A better way to use AutoMapper to flatten nested objects?

John picture John · Jul 4, 2011 · Viewed 16.8k times · Source

I have been flattening domain objects into DTOs as shown in the example below:

public class Root
{
    public string AParentProperty { get; set; }
    public Nested TheNestedClass { get; set; }
}

public class Nested
{
    public string ANestedProperty { get; set; }
}

public class Flattened
{
    public string AParentProperty { get; set; }
    public string ANestedProperty { get; set; }
}

// I put the equivalent of the following in a profile, configured at application start
// as suggested by others:

Mapper.CreateMap<Root, Flattened>()
      .ForMember
       (
          dest => dest.ANestedProperty
          , opt => opt.MapFrom(src => src.TheNestedClass.ANestedProperty)
       );

// This is in my controller:
Flattened myFlattened = Mapper.Map<Root, Flattened>(myRoot);

I have looked at a number of examples, and so far this seems to be the way to flatten a nested hierarchy. If the child object has a number of properties, however, this approach doesn't save much coding.

I found this example:

http://consultingblogs.emc.com/owainwragg/archive/2010/12/22/automapper-mapping-from-multiple-objects.aspx

but it requires instances of the mapped objects, required by the Map() function, which won't work with a profile as I understand it.

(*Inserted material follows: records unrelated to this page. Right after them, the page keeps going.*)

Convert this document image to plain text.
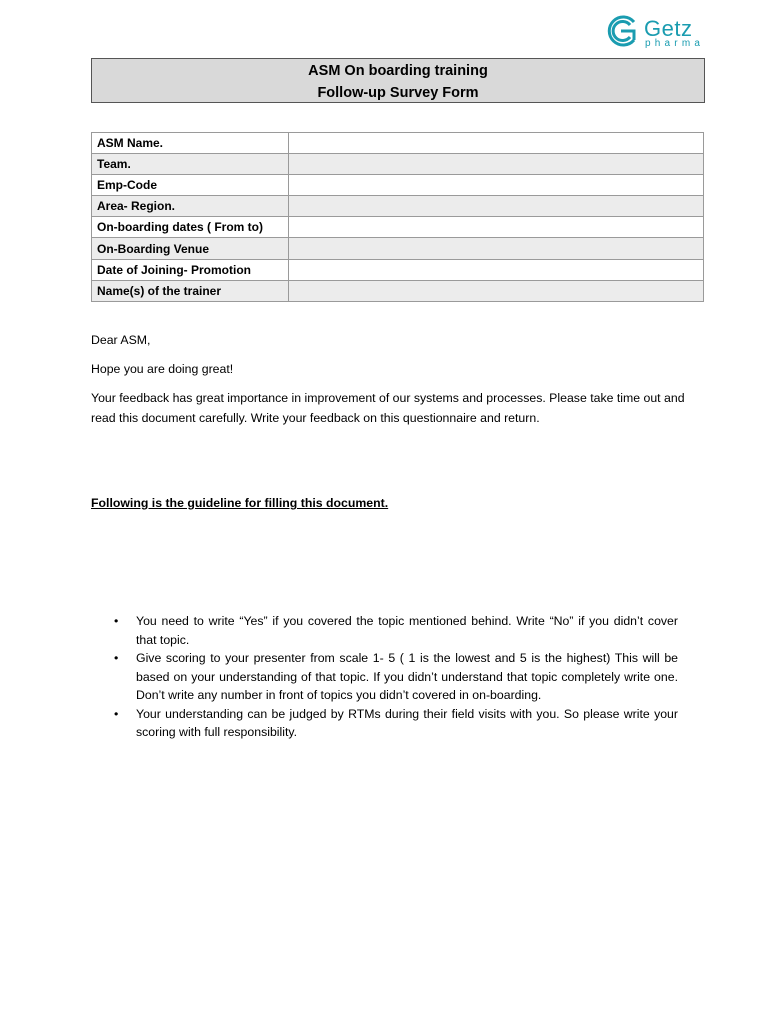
Getz
pharma
ASM On boarding training
Follow-up Survey Form
ASM Name.	
Team.	
Emp-Code	
Area- Region.	
On-boarding dates ( From to)	
On-Boarding Venue	
Date of Joining- Promotion	
Name(s) of the trainer	
Dear ASM,
Hope you are doing great!
Your feedback has great importance in improvement of our systems and processes. Please take time out and read this document carefully. Write your feedback on this questionnaire and return.
Following is the guideline for filling this document.
• You need to write “Yes” if you covered the topic mentioned behind. Write “No” if you didn’t cover that topic.
• Give scoring to your presenter from scale 1- 5 ( 1 is the lowest and 5 is the highest) This will be based on your understanding of that topic. If you didn’t understand that topic completely write one. Don’t write any number in front of topics you didn’t covered in on-boarding.
• Your understanding can be judged by RTMs during their field visits with you. So please write your scoring with full responsibility.
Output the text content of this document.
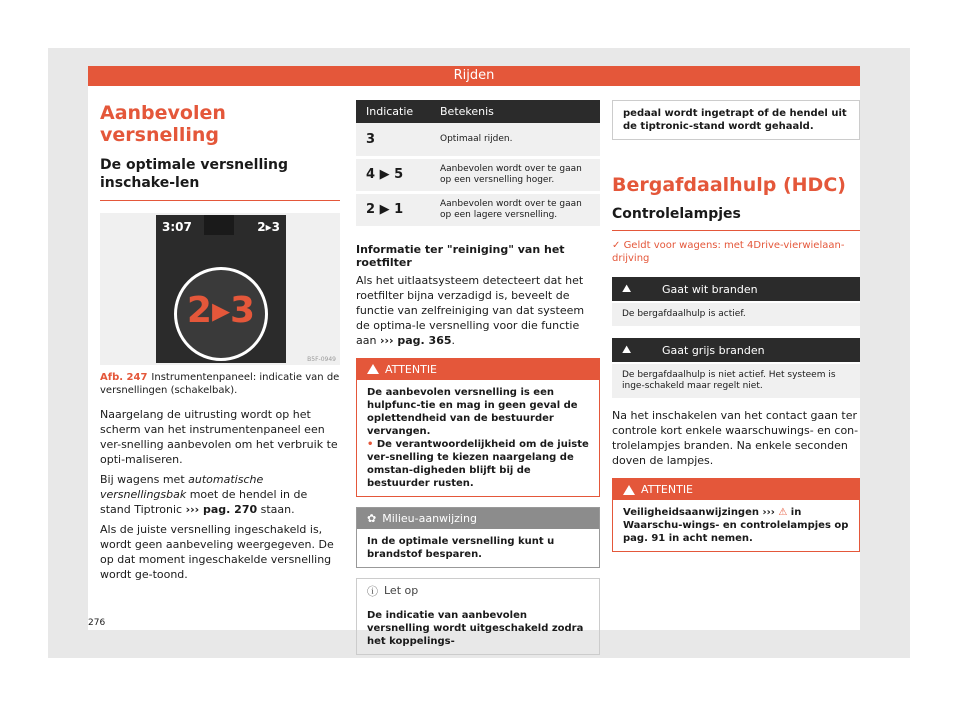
Rijden
Aanbevolen versnelling
De optimale versnelling inschake-len
3:07	2▸3
2▸3
B5F-0949
Afb. 247 Instrumentenpaneel: indicatie van de versnellingen (schakelbak).

Naargelang de uitrusting wordt op het scherm van het instrumentenpaneel een ver-snelling aanbevolen om het verbruik te opti-maliseren.

Bij wagens met automatische versnellingsbak moet de hendel in de stand Tiptronic ››› pag. 270 staan.

Als de juiste versnelling ingeschakeld is, wordt geen aanbeveling weergegeven. De op dat moment ingeschakelde versnelling wordt ge-toond.

Indicatie	Betekenis
3	Optimaal rijden.
4 ▶ 5	Aanbevolen wordt over te gaan op een versnelling hoger.
2 ▶ 1	Aanbevolen wordt over te gaan op een lagere versnelling.
Informatie ter "reiniging" van het roetfilter

Als het uitlaatsysteem detecteert dat het roetfilter bijna verzadigd is, beveelt de functie van zelfreiniging van dat systeem de optima-le versnelling voor die functie aan ››› pag. 365.

ATTENTIE

De aanbevolen versnelling is een hulpfunc-tie en mag in geen geval de oplettendheid van de bestuurder vervangen.

• De verantwoordelijkheid om de juiste ver-snelling te kiezen naargelang de omstan-digheden blijft bij de bestuurder rusten.

✿ Milieu-aanwijzing
In de optimale versnelling kunt u brandstof besparen.
ⓘ Let op
De indicatie van aanbevolen versnelling wordt uitgeschakeld zodra het koppelings-
pedaal wordt ingetrapt of de hendel uit de tiptronic-stand wordt gehaald.
Bergafdaalhulp (HDC)
Controlelampjes
✓ Geldt voor wagens: met 4Drive-vierwielaan-drijving
⛰	Gaat wit branden
De bergafdaalhulp is actief.
⛰	Gaat grijs branden
De bergafdaalhulp is niet actief. Het systeem is inge-schakeld maar regelt niet.

Na het inschakelen van het contact gaan ter controle kort enkele waarschuwings- en con-trolelampjes branden. Na enkele seconden doven de lampjes.

ATTENTIE
Veiligheidsaanwijzingen ››› ⚠ in Waarschu-wings- en controlelampjes op pag. 91 in acht nemen.
276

I am new to AutoMapper, so I would like to know if there is a better way to do this.

Answer

Jag picture Jag · Nov 24, 2011

In the latest version of AutoMapper, there's a naming convention you can use to avoid multiple .ForMember statements.

In your example, if you update your Flattened class to be:

public class Flattened
{
    public string AParentProperty { get; set; }
    public string TheNestedClassANestedProperty { get; set; }
}

You can avoid the use of the ForMember statement:

Mapper.CreateMap<Root, Flattened>();

Automapper will (by convention) map Root.TheNestedClass.ANestedProperty to Flattened.TheNestedClassANestedProperty in this case. It looks less ugly when you're using real class names, honest!